Many products contain caffeine, like energy drinks, tea, coffee, soda, and some supplements. Because we tend to use these products every day, it’s best to make sure that your dog doesn’t consume them. Caffeine at 70mg per 1 pound of body weight is lethal.

That said, it’s vital to keep in mind that instant coffee has 60 mgs of caffeine per teaspoon which would mean that four teaspoons of instant coffee would be lethal to a 5-pound dog. Caffeine is a stimulant with clinical signs of toxicity popping up as soon as 30-60 minutes after consumption. Symptoms include:

  • Increased heart rate & blood pressure
  • Hyperactivity
  • Panting
  • Vomiting
  • Diarrhea
  • Seizures

Safe Foods for Dogs – now let’s talk about the good stuff you can feed your pups! Now, we always recommend that you only feed them in their own personal bowls.

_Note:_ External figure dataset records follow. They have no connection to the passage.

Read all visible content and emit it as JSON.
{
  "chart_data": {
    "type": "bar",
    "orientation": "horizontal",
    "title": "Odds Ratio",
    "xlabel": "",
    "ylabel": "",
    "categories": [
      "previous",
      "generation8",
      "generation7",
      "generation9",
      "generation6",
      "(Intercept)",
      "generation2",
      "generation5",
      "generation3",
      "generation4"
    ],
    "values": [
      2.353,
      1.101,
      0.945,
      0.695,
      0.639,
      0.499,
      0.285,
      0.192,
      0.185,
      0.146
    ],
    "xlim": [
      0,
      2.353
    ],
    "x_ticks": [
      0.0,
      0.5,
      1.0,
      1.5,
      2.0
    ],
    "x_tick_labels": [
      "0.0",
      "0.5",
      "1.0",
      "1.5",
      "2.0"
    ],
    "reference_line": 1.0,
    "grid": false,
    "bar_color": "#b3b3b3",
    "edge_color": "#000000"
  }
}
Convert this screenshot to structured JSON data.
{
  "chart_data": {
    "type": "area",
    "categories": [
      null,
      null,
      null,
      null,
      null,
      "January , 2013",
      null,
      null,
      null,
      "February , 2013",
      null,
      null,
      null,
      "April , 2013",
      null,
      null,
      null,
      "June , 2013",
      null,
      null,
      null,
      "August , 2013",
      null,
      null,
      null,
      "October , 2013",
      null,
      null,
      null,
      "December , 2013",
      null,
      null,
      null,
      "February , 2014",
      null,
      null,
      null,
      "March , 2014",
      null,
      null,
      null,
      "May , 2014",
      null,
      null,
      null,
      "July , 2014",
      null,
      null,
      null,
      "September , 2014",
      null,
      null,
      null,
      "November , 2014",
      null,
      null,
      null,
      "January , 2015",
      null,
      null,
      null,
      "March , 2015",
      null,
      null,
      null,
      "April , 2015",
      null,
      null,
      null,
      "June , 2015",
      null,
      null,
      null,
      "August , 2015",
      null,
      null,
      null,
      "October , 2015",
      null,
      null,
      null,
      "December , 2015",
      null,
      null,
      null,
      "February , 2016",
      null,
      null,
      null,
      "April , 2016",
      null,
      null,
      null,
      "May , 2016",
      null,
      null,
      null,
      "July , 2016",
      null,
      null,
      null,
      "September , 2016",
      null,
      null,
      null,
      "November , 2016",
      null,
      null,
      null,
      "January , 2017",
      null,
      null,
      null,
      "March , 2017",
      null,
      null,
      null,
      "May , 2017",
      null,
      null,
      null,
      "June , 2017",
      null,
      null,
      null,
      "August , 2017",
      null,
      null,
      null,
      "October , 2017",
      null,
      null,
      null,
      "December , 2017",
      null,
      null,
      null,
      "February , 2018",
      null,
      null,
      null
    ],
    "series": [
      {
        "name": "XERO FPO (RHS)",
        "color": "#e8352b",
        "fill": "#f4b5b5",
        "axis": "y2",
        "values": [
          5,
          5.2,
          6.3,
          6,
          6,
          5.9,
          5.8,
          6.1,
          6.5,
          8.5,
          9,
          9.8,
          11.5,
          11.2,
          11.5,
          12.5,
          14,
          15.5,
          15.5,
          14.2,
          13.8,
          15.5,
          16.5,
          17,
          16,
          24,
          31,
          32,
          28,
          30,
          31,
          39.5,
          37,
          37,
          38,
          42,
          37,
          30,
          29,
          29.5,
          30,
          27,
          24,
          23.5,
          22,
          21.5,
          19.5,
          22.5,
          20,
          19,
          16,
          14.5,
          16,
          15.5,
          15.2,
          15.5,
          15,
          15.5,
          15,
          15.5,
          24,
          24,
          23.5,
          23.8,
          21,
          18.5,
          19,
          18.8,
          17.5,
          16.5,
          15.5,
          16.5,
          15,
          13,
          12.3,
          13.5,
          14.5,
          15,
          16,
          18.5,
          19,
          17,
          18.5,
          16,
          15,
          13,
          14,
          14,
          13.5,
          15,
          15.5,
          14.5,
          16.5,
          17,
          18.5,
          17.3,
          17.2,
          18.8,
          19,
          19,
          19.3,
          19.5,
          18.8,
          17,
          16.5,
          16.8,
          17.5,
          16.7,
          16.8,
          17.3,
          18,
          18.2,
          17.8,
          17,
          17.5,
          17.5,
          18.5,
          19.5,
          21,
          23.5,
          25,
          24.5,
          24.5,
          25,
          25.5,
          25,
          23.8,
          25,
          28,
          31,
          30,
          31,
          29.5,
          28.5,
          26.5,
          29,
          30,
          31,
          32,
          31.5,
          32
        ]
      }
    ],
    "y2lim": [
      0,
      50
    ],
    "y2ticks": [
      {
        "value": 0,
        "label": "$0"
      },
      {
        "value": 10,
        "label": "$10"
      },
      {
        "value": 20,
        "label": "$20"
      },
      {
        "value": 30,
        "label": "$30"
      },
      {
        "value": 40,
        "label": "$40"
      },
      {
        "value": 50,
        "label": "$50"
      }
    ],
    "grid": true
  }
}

It forms bad behavior when feeding them from the table or other places.

  • Steamed salmon
  • Boiled chicken
  • steamed beef
  • Green beans
  • Apples
  • Carrots
  • Zucchini
  • Summer squash
  • Peas
  • White rice
  • Plain organic yogurt
  • Blueberries
  • Mangos
  • Broccoli
  • Cantaloupe
  • Bananas
  • Peaches
  • Pears
  • Pineapple

Final Thoughts

Dogs should eat fruits and veggies together with their regular dog food. Because dogs can’t eat a variety of human food every day, it’s best not to feed your pup table scraps. If you suspect that your pup has consumed unsafe food, contact the Pet Poison Helpline or your veterinarian.

If you’re feeding tinned sardines or tuna as a treat, you should rinse it first because of the high salt content. Fish oils are also great for adding on to a high-quality kibble. Keep in mind that feeding one cheese curl to a pet is similar to consuming half a bag of crisps.